Corning está criando vidro dobrável para a nova geração de smartphones

Os telefones dobráveis chegaram. Se para ficar, ninguém sabe, mas é quase certo que muitas empresas vão lançar aparelhos assim para surfar essa onda.

O fato é que a Corning está se preparando para esse mercado. Como sabemos, ela — que até mesmo recebeu investimento da Apple — é uma das fornecedoras mais proeminentes do mercado. A maioria das fabricantes utilizam vidros da Corning em seus aparelhos. Hoje, contudo, os aparelhos dobráveis da Samsung e da Huawei são exceções por um motivo óbvio: ainda não existe um vidro que dobra. Ainda.

E isso é importante por alguns motivos: apesar de mais flexíveis, as soluções atuais para essas telas que dobram (polímero, por exemplo) são piores em todos os outros aspectos. São mais fáceis de arranhar/danificar, depois de um determinado número de dobradas eles marcam a tela, etc. Por isso o vidro é tão importante.

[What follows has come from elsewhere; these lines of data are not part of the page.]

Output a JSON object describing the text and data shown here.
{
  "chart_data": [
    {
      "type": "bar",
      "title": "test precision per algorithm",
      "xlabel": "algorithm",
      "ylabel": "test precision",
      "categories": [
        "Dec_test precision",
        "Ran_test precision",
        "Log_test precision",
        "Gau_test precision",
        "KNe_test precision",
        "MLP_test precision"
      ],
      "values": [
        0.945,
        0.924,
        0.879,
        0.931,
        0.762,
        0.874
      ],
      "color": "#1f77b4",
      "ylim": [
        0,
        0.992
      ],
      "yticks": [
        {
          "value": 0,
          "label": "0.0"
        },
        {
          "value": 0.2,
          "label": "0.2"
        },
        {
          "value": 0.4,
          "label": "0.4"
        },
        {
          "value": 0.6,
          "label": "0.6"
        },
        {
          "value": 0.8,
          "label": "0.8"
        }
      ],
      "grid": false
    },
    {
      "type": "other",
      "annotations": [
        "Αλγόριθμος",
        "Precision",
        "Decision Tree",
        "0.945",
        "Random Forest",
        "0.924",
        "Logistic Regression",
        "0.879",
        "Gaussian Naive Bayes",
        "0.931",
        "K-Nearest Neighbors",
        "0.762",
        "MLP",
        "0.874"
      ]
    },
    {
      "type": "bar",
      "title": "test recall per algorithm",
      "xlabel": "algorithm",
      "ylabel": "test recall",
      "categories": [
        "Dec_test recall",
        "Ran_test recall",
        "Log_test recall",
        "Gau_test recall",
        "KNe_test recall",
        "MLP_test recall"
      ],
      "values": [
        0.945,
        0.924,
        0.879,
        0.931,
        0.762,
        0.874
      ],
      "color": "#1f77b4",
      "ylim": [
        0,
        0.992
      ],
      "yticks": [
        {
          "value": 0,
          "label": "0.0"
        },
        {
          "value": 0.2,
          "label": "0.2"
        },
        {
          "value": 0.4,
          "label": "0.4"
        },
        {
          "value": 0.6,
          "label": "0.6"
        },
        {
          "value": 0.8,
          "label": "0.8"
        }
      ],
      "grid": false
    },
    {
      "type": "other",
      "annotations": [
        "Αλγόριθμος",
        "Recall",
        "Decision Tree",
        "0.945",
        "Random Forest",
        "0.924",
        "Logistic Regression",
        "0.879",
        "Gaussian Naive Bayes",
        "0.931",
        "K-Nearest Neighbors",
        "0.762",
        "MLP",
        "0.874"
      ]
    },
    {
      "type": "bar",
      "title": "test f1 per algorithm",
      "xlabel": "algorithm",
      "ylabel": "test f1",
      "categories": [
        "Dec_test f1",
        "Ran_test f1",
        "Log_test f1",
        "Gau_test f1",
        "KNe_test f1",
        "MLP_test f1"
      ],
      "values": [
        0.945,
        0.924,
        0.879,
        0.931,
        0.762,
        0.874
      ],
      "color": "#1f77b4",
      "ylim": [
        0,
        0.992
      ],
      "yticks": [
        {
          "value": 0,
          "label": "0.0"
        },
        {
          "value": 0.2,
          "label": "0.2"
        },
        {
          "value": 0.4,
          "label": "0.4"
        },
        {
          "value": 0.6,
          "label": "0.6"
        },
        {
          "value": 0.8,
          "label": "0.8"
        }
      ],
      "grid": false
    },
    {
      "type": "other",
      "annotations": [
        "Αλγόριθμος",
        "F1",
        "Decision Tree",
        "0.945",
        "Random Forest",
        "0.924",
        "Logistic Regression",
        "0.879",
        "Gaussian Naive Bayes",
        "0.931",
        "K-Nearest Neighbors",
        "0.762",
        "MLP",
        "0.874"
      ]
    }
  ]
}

Como disse, a Corning está se preparando para esse mercado e pretende lançar um vidro específico para tais aparelhos. Estamos falando de um vidro ultrafino, com 0,1 milímetro de espessura, que pode dobrar até um raio de 5 milímetros. O truque, porém, é conseguir isso sem perder a resistência que torna o vidro ótimo (e, por isso, o material mais usado nas telas de smartphones).

Vidro dobrável da Corning

“Em uma solução de vidro, você está realmente desafiando as leis da Física para obter um raio de curvatura muito pequeno, você quer ficar mais e mais fino, mas também precisa ser capaz de sobreviver a um evento de queda e resistir a danos”, disse John Bayne (gerente geral da Corning) à WIRED. “Os bastidores do problema que estamos tentando resolver, o desafio técnico, é você poder manter esses raios pequenos de 3 a 5 milímetros e também aumentar a resistência a danos do vidro. Essa é a trajetória em que estamos.”

O grande problema é que, para criar esse novo vidro, a Corning está combinando sua experiência com o Willow Glass (que pode ser enrolado como uma folha de papel) e o Gorilla Glass (que tem sua resistência criada a partir de um processo de troca iônica). Infelizmente, o processo desse vidro envolve mergulhá-lo em uma solução salina derretida. Como o sal corrói os transistores encontrados em displays, o Willow Glass acaba sendo impróprio para telefones. O trabalho da Corning agora é justamente superar esse desafio.

Bayne acredita que o vidro dobrável da Corning estará pronto em alguns poucos anos — quem sabe quando o mercado já estiver maduro o suficiente.